Пусто было и в торгу. Кое-где пытались продавать банные веники, но товар тот никто не брал. Съестных припасов в продаже не было видно вовсе. Если кому-либо из горожан и удалось утаить что-то, то крохи те приберегались для своей семьи — март в Ростове городе, как известно, ещё месяц зимний, а уж до нового урожая и вовсе дай Бог дожить…
Мария ехала и смотрела, и сквозь свою боль проступала общая беда. Город напоминал чем-то обесчещенную девушку, оставленную в живых. Жила у папы с мамой щебетунья и хлопотунья, любимое и заласканное чадо, росла и расцветала. Но пришли злыдни, и разом всё кончилось… И пусть руки-ноги целы, только никогда уже не будет несчастная той хохотушкой, какой была…
Княжий терем угрюмо смотрел чёрными зияющими провалами окон, из которых захватчиками были вынуты рамы — прозрачное оконное стекло дорого стоит. Двери и ворота, правда, выбиты не были, их успели вовремя распахнуть. Зато внутри родного дома царили печаль и запустение.
— Ой, матушка наша! Ой, горе-то какое! — завыла-запричитала служанка, одна из немногих, оставленных в помощь тётушке Пелагее.
— Где Пелагея? — прервала причитания служанки Мария.

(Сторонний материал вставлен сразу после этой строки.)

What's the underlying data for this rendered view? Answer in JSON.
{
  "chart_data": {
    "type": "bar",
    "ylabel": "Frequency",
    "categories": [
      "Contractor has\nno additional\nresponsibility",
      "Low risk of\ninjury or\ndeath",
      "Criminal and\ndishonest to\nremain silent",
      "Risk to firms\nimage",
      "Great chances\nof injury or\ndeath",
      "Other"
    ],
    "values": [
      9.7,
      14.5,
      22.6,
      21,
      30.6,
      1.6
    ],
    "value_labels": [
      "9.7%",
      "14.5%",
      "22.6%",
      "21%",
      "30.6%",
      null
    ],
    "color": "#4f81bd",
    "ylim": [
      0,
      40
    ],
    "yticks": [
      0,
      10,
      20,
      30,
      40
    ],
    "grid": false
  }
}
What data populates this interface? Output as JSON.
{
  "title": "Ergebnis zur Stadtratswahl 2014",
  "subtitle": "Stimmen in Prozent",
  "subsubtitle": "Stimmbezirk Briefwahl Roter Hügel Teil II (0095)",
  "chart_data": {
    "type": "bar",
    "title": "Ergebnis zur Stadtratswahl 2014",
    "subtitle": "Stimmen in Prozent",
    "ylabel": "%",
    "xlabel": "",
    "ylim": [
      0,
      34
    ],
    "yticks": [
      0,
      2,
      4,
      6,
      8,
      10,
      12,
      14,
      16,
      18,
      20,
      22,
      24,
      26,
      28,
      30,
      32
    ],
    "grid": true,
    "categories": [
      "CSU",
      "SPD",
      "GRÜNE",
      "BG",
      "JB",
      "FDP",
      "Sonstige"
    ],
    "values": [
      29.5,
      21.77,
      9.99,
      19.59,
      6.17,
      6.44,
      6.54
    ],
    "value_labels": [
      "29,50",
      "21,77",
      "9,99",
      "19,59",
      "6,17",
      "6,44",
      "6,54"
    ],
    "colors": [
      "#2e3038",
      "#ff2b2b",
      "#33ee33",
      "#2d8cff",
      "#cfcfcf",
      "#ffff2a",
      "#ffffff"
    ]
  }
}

— Ой, матушка, ведь замучили её! Огнём пытали поганые, да калёным железом! Плетьми били нещадно! Всё добивались, где злато-серебро лежит!
— Кто ещё жив? Говори!
— Ой, матушка… Все почитай целы, трёх девушек сенных уволокли токмо, Дарёнку, Вешняну и Любаву. Да ещё вот книжника нашего…
— Савватий? Его-то зачем?
— Да кто их знает, зверей лютых, что у них на уме… Они ж, поганые, что говорят — десятая часть всего, мол, принадлежит ихнему главному хаму… И всё-всё берут без разбору, и в полон увели многих…
Мария прикусила губу. Так, значит. И здесь горе не обошло Ростов.
— Ой, матушка, да горе-то какое! Ой, да как же мы без нашего князя-батюшки!..
— Тихо! — прервала причитания Мария. — Займись делом, Фовра.
Проходя через пустые покои, Мария зажмурилась. Как это страшно… Не видеть, не слышать ничего, не знать… Она-то, дура, сетовала на судьбу, когда томилась ожиданием и тревогой… Да лучше всю жизнь томиться в надежде несбыточной, чем утратить её навсегда.
На миг в голове у Марии возникло соблазнительное видение — высокая колокольня, и она стоит на краю… Раскинуть руки и полететь… Те немногие, что чудом выжили после такого полёта, говорят как один — в полёте отпускает человека тяжесть сего бренного мира, лёгким и невесомым становится он… И всё кончится. И не будет больше горя, жгучих безнадёжных слёз… Вон как княгиня Евпраксия в Рязани…
Мария перевела дух, отгоняя дьявольский соблазн. Нет, нельзя. А как же Бориска, а Глебушка? И потом, пока ещё княгиня она ростовская.